Жильцы и нахлебники со стороны, прибывая друг за другом, обменивались приветствиями и всяким вздором, который в известных слоях парижского общества часто сходит за веселое остроумие, – его основой является какая-нибудь нелепость, а вся соль – в произношении и жесте. Этот жаргон непрестанно меняется. Шутка, порождающая его, не живет и месяца. Политическое событие, уголовный процесс, уличная песенка, выходки актеров – все служит пищей для подобной игры ума, состоящей в том, что собеседники, подхватив на лету какую-нибудь мысль или словцо, перекидывают их друг другу, как волан. После недавнего изобретения диорамы[29 - Разница между панорамой и диорамой состояла в том, что в первой зрители оставались неподвижны, а полотно с изображением постепенно развертывалось перед их глазами; напротив, в диораме неподвижным было полотно (картина на обеих сторонах прозрачной ткани), двигался же источник света. В реальности первая диорама была открыта в 1822 г., то есть на три года позже того момента, когда происходит действие романа.], достигшей более высокой степени оптической иллюзии, чем панорама, в некоторых живописных мастерских привилась нелепая манера добавлять к словам окончание «рама», и эту манеру, как некий плодоносный черешок, привил к «Дому Воке» один из завсегдатаев, юный художник.

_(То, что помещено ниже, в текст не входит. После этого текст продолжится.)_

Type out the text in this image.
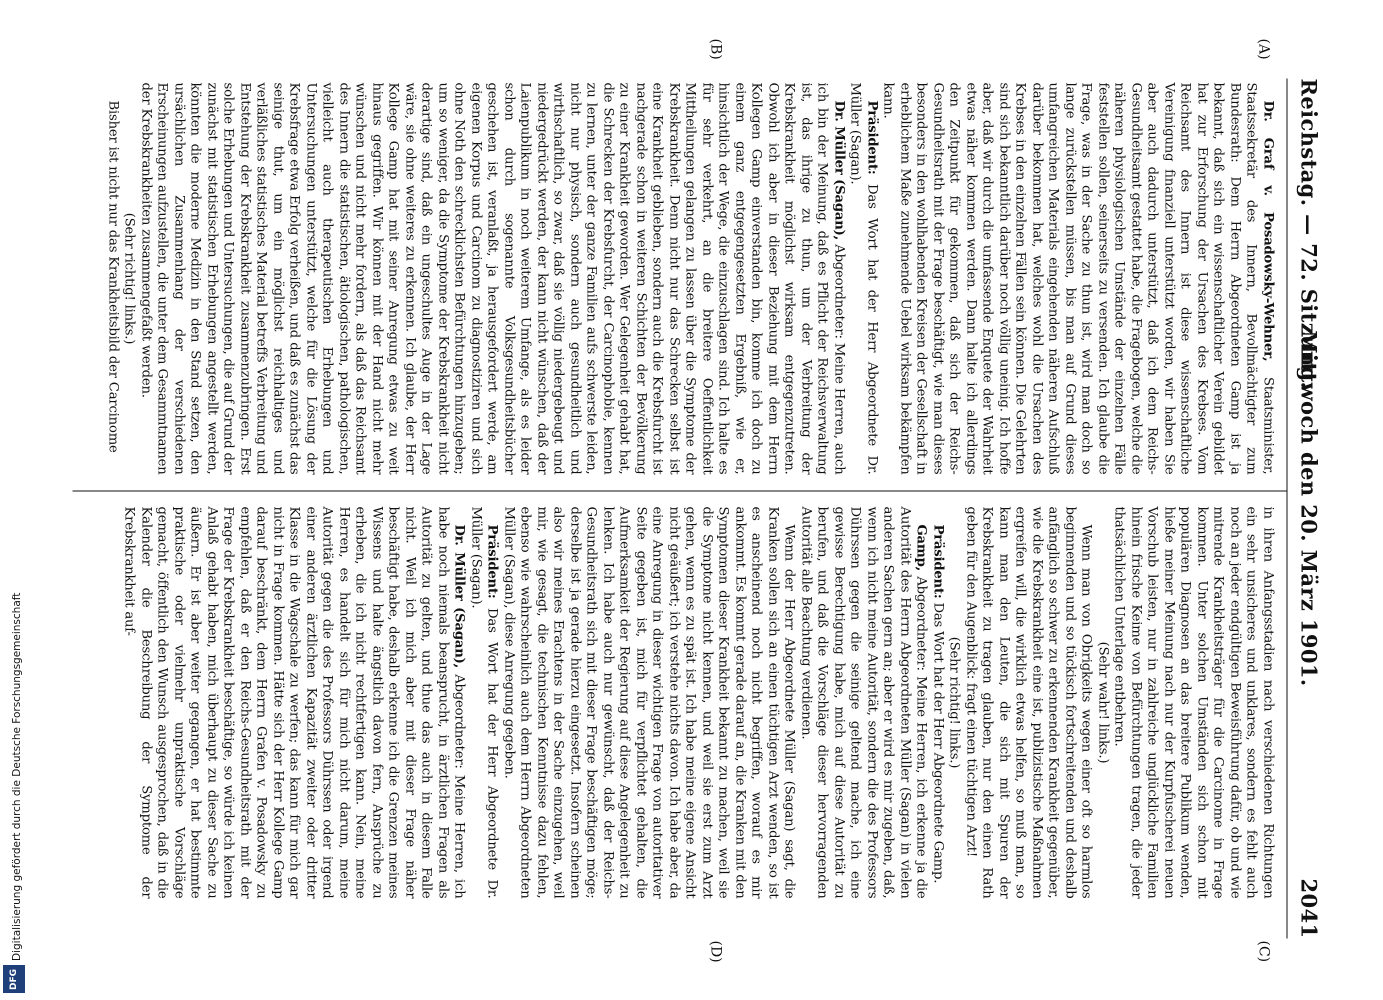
Reichstag. — 72. Sitzung.
Mittwoch den 20. März 1901.
2041
(A)
(B)
(C)
(D)

Dr. Graf v. Posadowsky-Wehner, Staatsminister, Staatssekretär des Innern, Bevollmächtigter zum Bundesrath: Dem Herrn Abgeordneten Gamp ist ja bekannt, daß sich ein wissenschaftlicher Verein gebildet hat zur Erforschung der Ursachen des Krebses. Vom Reichsamt des Innern ist diese wissenschaftliche Vereinigung finanziell unterstützt worden, wir haben Sie aber auch dadurch unterstützt, daß ich dem Reichs-Gesundheitsamt gestattet habe, die Fragebogen, welche die näheren physiologischen Umstände der einzelnen Fälle feststellen sollen, seinerseits zu versenden. Ich glaube die Frage, was in der Sache zu thun ist, wird man doch so lange zurückstellen müssen, bis man auf Grund dieses umfangreichen Materials eingehenden näheren Aufschluß darüber bekommen hat, welches wohl die Ursachen des Krebses in den einzelnen Fällen sein können. Die Gelehrten sind sich bekanntlich darüber noch völlig uneinig. Ich hoffe aber, daß wir durch die umfassende Enquete der Wahrheit etwas näher kommen werden. Dann halte ich allerdings den Zeitpunkt für gekommen, daß sich der Reichs-Gesundheitsrath mit der Frage beschäftigt, wie man dieses besonders in den wohlhabenden Kreisen der Gesellschaft in erheblichem Maße zunehmende Uebel wirksam bekämpfen kann.

Präsident: Das Wort hat der Herr Abgeordnete Dr. Müller (Sagan).

Dr. Müller (Sagan), Abgeordneter: Meine Herren, auch ich bin der Meinung, daß es Pflicht der Reichsverwaltung ist, das ihrige zu thun, um der Verbreitung der Krebskrankheit möglichst wirksam entgegenzutreten. Obwohl ich aber in dieser Beziehung mit dem Herrn Kollegen Gamp einverstanden bin, komme ich doch zu einem ganz entgegengesetzten Ergebniß, wie er, hinsichtlich der Wege, die einzuschlagen sind. Ich halte es für sehr verkehrt, an die breitere Oeffentlichkeit Mittheilungen gelangen zu lassen über die Symptome der Krebskrankheit. Denn nicht nur das Schrecken selbst ist eine Krankheit geblieben, sondern auch die Krebsfurcht ist nachgerade schon in weiteren Schichten der Bevölkerung zu einer Krankheit geworden. Wer Gelegenheit gehabt hat, die Schrecken der Krebsfurcht, der Carcinophobie, kennen zu lernen, unter der ganze Familien aufs schwerste leiden, nicht nur physisch, sondern auch gesundheitlich und wirthschaftlich, so zwar, daß sie völlig niedergebeugt und niedergedrückt werden, der kann nicht wünschen, daß der Laienpublikum in noch weiterem Umfange, als es leider schon durch sogenannte Volksgesundheitsbücher geschehen ist, veranlaßt, ja herausgefordert werde, am eigenen Korpus und Carcinom zu diagnostiziren und sich ohne Noth den schrecklichsten Befürchtungen hinzugeben; um so weniger, da die Symptome der Krebskrankheit nicht derartige sind, daß ein ungeschultes Auge in der Lage wäre, sie ohne weiteres zu erkennen. Ich glaube, der Herr Kollege Gamp hat mit seiner Anregung etwas zu weit hinaus gegriffen. Wir können mit der Hand nicht mehr wünschen und nicht mehr fordern, als daß das Reichsamt des Innern die statistischen, ätiologischen, pathologischen, vielleicht auch therapeutischen Erhebungen und Untersuchungen unterstützt, welche für die Lösung der Krebsfrage etwa Erfolg verheißen, und daß es zunächst das seinige thut, um ein möglichst reichhaltiges und verläßliches statistisches Material betreffs Verbreitung und Entstehung der Krebskrankheit zusammenzubringen. Erst solche Erhebungen und Untersuchungen, die auf Grund der zunächst mit statistischen Erhebungen angestellt werden, könnten die moderne Medizin in den Stand setzen, den ursächlichen Zusammenhang der verschiedenen Erscheinungen aufzustellen, die unter dem Gesammtnamen der Krebskrankheiten zusammengefaßt werden.

(Sehr richtig! links.)

Bisher ist nicht nur das Krankheitsbild der Carcinome

in ihren Anfangsstadien nach verschiedenen Richtungen ein sehr unsicheres und unklares, sondern es fehlt auch noch an jeder endgültigen Beweisführung dafür, ob und wie mitrende Krankheitsträger für die Carcinome in Frage kommen. Unter solchen Umständen sich schon mit populären Diagnosen an das breitere Publikum wenden, hieße meiner Meinung nach nur der Kurpfuscherei neuen Vorschub leisten, nur in zahlreiche unglückliche Familien hinein frische Keime von Befürchtungen tragen, die jeder thatsächlichen Unterlage entbehren.

(Sehr wahr! links.)

Wenn man von Obrigkeits wegen einer oft so harmlos beginnenden und so tückisch fortschreitenden und deshalb anfänglich so schwer zu erkennenden Krankheit gegenüber, wie die Krebskrankheit eine ist, publizistische Maßnahmen ergreifen will, die wirklich etwas helfen, so muß man, so kann man den Leuten, die sich mit Spuren der Krebskrankheit zu tragen glauben, nur den einen Rath geben für den Augenblick: fragt einen tüchtigen Arzt!

(Sehr richtig! links.)

Präsident: Das Wort hat der Herr Abgeordnete Gamp.

Gamp, Abgeordneter: Meine Herren, ich erkenne ja die Autorität des Herrn Abgeordneten Müller (Sagan) in vielen anderen Sachen gern an; aber er wird es mir zugeben, daß, wenn ich nicht meine Autorität, sondern die des Professors Dührssen gegen die seinige geltend mache, ich eine gewisse Berechtigung habe, mich auf diese Autorität zu berufen, und daß die Vorschläge dieser hervorragenden Autorität alle Beachtung verdienen.

Wenn der Herr Abgeordnete Müller (Sagan) sagt, die Kranken sollen sich an einen tüchtigen Arzt wenden, so ist es anscheinend noch nicht begriffen, worauf es mir ankommt. Es kommt gerade darauf an, die Kranken mit den Symptomen dieser Krankheit bekannt zu machen, weil sie die Symptome nicht kennen, und weil sie erst zum Arzt gehen, wenn es zu spät ist. Ich habe meine eigene Ansicht nicht geäußert; ich verstehe nichts davon. Ich habe aber, da eine Anregung in dieser wichtigen Frage von autoritativer Seite gegeben ist, mich für verpflichtet gehalten, die Aufmerksamkeit der Regierung auf diese Angelegenheit zu lenken. Ich habe auch nur gewünscht, daß der Reichs-Gesundheitsrath sich mit dieser Frage beschäftigen möge; derselbe ist ja gerade hierzu eingesetzt. Insofern scheinen also wir meines Erachtens in der Sache einzugehen, weil mir, wie gesagt, die technischen Kenntnisse dazu fehlen, ebenso wie wahrscheinlich auch dem Herrn Abgeordneten Müller (Sagan), diese Anregung gegeben.

Präsident: Das Wort hat der Herr Abgeordnete Dr. Müller (Sagan).

Dr. Müller (Sagan), Abgeordneter: Meine Herren, ich habe noch niemals beansprucht, in ärztlichen Fragen als Autorität zu gelten, und thue das auch in diesem Falle nicht. Weil ich mich aber mit dieser Frage näher beschäftigt habe, deshalb erkenne ich die Grenzen meines Wissens und halte ängstlich davon fern, Ansprüche zu erheben, die ich nicht rechtfertigen kann. Nein, meine Herren, es handelt sich für mich nicht darum, meine Autorität gegen die des Professors Dührssen oder irgend einer anderen ärztlichen Kapazität zweiter oder dritter Klasse in die Wagschale zu werfen; das kann für mich gar nicht in Frage kommen. Hätte sich der Herr Kollege Gamp darauf beschränkt, dem Herrn Grafen v. Posadowsky zu empfehlen, daß er den Reichs-Gesundheitsrath mit der Frage der Krebskrankheit beschäftige, so würde ich keinen Anlaß gehabt haben, mich überhaupt zu dieser Sache zu äußern. Er ist aber weiter gegangen, er hat bestimmte praktische oder vielmehr unpraktische Vorschläge gemacht, öffentlich den Wunsch ausgesprochen, daß in die Kalender die Beschreibung der Symptome der Krebskrankheit auf-

Digitalisierung gefördert durch die Deutsche Forschungsgemeinschaft
DFG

– Ну, господин Пуаре, – сказал музейный чиновник, – как ваше здоровьерама? – И, не дожидаясь ответа, обратился к г-же Кутюр и Викторине: – Милые дамы, у вас горе?
– А будем мы обедать? Мой желудок ушел usque ad talones[30 - В пятки (лат.).], – воскликнул студент-медик Орас Бьяншон[31 - Орас Бьяншон действует в 29 произведениях «Человеческой комедии», выступая, как правило, рассказчиком или доверенным лицом главного героя.], друг Растиньяка.
– Какая сегодня студерама! – заметил Вотрен. – Ну-ка, подвиньтесь, папаша Горио. Какого черта! Вы своей ногой заслонили все устье печки.
– Достославный господин Вотрен, – сказал Бьяншон, – а почему вы говорите «студерама»? Это неправильно, надо – «стужерама».
– Нет, – возразил музейный чиновник, – надо – «студерама», – ведь говорится: «студень».
– Ха! Ха!
– А вот и его превосходительство маркиз де Растиньяк, доктор кривдоведения! – воскликнул Бьяншон, хватая Эжена за шею и сжимая ее, как будто собирался задушить его. – Эй вы, ко мне, на помощь!
Мадемуазель Мишоно вошла тихонько, молча поклонилась, молча села рядом с тремя женщинами.
– Меня всегда пробирает дрожь от этой старой летучей мыши, – шепнул Бьяншон Вотрену. – Я изучаю систему Галля[32 - Немецкий естествоиспытатель Франц Иосиф Галль (1758–1828) создал френологию – науку об определении черт характера по форме черепа.] и нахожу у Мишоно шишки Иуды.
– А вы были с ним знакомы? – спросил Вотрен.
– Кто же с ним не встречался! – ответил Бьяншон. – Честное слово, эта белесая старая дева производит впечатление одного из тех длинных червей, которые в конце концов съедают целую балку.
– Это значит вот что, молодой человек, – произнес Вотрен, разглаживая бакенбарды:
И розой прожила[33 - «И розой прожила…» – цитата из хрестоматийно известного стихотворения Франсуа Малерба «Утешение г-на Дюперье» (1598).], как розы, только утро —
Их красоты предел.
– Ага, вот и замечательный суп из чеготорамы! – воскликнул Пуаре, завидев Кристофа, который входил, почтительно неся похлебку.
– Простите, это суп из капусты, – ответила г-жа Воке.
Все молодые люди покатились со смеху.
– Влип Пуаре!
– Пуарета влипла!
– Отметьте два очка маменьке Воке, – сказал Вотрен.
– Вы обратили внимание на туман сегодня утром? – спросил музейный чиновник.
– То был, – сказал Бьяншон, – туман неистовый и беспримерный, туман удушливый, меланхолический, унылый, беспросветный, как Горио.
– Гориорама, потому что в нем ни зги не видно, – пояснил художник.
– Эй, милорд Гоуриотт, это разговариуайт об уас.
Сидя в конце стола у двери, в которую входила подававшая прислуга, папаша Горио приподнял голову и нюхал взятый из-под салфетки кусок хлеба, – по старой коммерческой привычке, еще проявлявшейся иногда.
– Ну, по-вашему, не хорош, что ли, хлеб? – резко крикнула Воке, покрывая своим голосом звон тарелок, ложек и голоса других.